I’m retracing my steps; my village, to Gede, to Mombasa, to Loitokitok, to Nairobi, and from there to Jomo Kenyatta, pass through customs, mount the steps of an airplane … a video cassette playing in reverse. (Remember those? Video cassettes? Be kind, please rewind? No?)



The gate to my host family’s little compound, nestled in the foothills of Mt. Kilimanaro.


Mama’s sitting room


Lunch: a stew of
matoke (local plantains) and tomatoes, with half an avocado as garnish. All picked fresh that morning from the shamba [farm/plot].

I spent the weekend with my host family, who greeted me with laughter and bone-crushing hugs and inside jokes and TWO (!!!!) huge chickens slaughtered in my honor. My first evening, I was sitting on my host mother’s eye-bleedingly busy couch – a narrow cushioned bench with a coverlet of burnished gold, patterned in blue roses and red fruit, that manages to be stately rather than tacky in the flickering light of a kerosene lamp – when I discovered I couldn’t breathe. The air was stuck in my lungs. My chest was an immovable mass. All I could do was stare mindlessly ahead and robotically pat the cat sharpening itself on my doughy lap. One thought: the end.

I’ve written about the curious cognitive-emotional experience of returning to the Dusty Training Town of olde, as well as the general fog of ennui that has shrouded my general packing and departure process as it begins to sink in that “Oh, right, this adventure is ending.” But it never felt 110% real. It felt odd, certainly, and a little sad, but I never expected to completely connect my preparations with the fact that I’m about to be gone, probably forever (for some peoples), until I landed in Addis on Friday night.

I was wrong. I walked into my host family’s cold, quiet compound, took my usual seat in the cooking hut, gazed at my host mama through a haze of woodsmoke, and boom. Hit me like a brick to the face: it’s over.
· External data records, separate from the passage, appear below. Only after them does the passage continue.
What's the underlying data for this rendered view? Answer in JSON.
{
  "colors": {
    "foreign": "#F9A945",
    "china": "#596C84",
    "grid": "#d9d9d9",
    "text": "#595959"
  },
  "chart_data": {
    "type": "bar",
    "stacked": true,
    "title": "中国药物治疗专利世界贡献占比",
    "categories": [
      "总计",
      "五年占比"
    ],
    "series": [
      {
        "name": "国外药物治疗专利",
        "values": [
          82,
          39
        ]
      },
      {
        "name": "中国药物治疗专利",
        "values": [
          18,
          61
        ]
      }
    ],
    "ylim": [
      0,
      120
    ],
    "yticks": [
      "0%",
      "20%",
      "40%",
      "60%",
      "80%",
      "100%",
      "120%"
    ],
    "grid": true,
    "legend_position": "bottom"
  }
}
It’s over, and is irreplicable, irreplaceable.



It gets quite cold up in the hills, so it pays to have a designated lap-warming device, even for someone (like me) who doesn’t like cats.



Mama making tea



Meat is considered a luxury here, so the fact that we had it TWICE in as many days made me feel really special and appreciated.



Consider this the “before” picture, if you will.


The ferocious family guard dogs, which spend three days courageously defending the village from the fringe tassels of my
kikoi wrap.




Moo time two – we have twice as many cows as we did the last time I was in Loitokitok



The family
choo [pit latrine] – ok, there are plenty of things I definitely WON’T miss.

Instead of slapping a knife in my hand and pointing me at a pile of tomatoes as she would have two years ago, my host mama shooed me out with strict instructions to rest until dinner. I sat on the edge of my bed and stared at the wall, reconstructing what it had been: my map there, a decorative leso gifted to me before I left here, my three pairs of shoes lined up at the bottom, next to my jerry cans of drinking water and a stack of Swahili language manuals. But it’s not my room now, and my stuff is gone. A goat bleated outside my window, two generations removed from the ones I once feared I had accidentally poisoned by leaving my laundry water uncovered while I went to the choo. My phone buzzed until it fell off the stool by the bed; not my best friend texting me to meet in a cornfield equidistant from our houses so we could get samosas during a weekend break from training, but instead an office staffer reminding me he hasn’t seen my draft Description of Completed Service yet. My host sister called out to me in Kiswahili, and I answer without thinking, instead of tripping over the words and obsessing over grammar.

It’s over, and I’ve come so, so far in ways uncountable.

Helluva ride, you know?


Mt. Kibo, peeking through the trees



Mt. Kilimanjaro, as viewed from my host family’s corn field.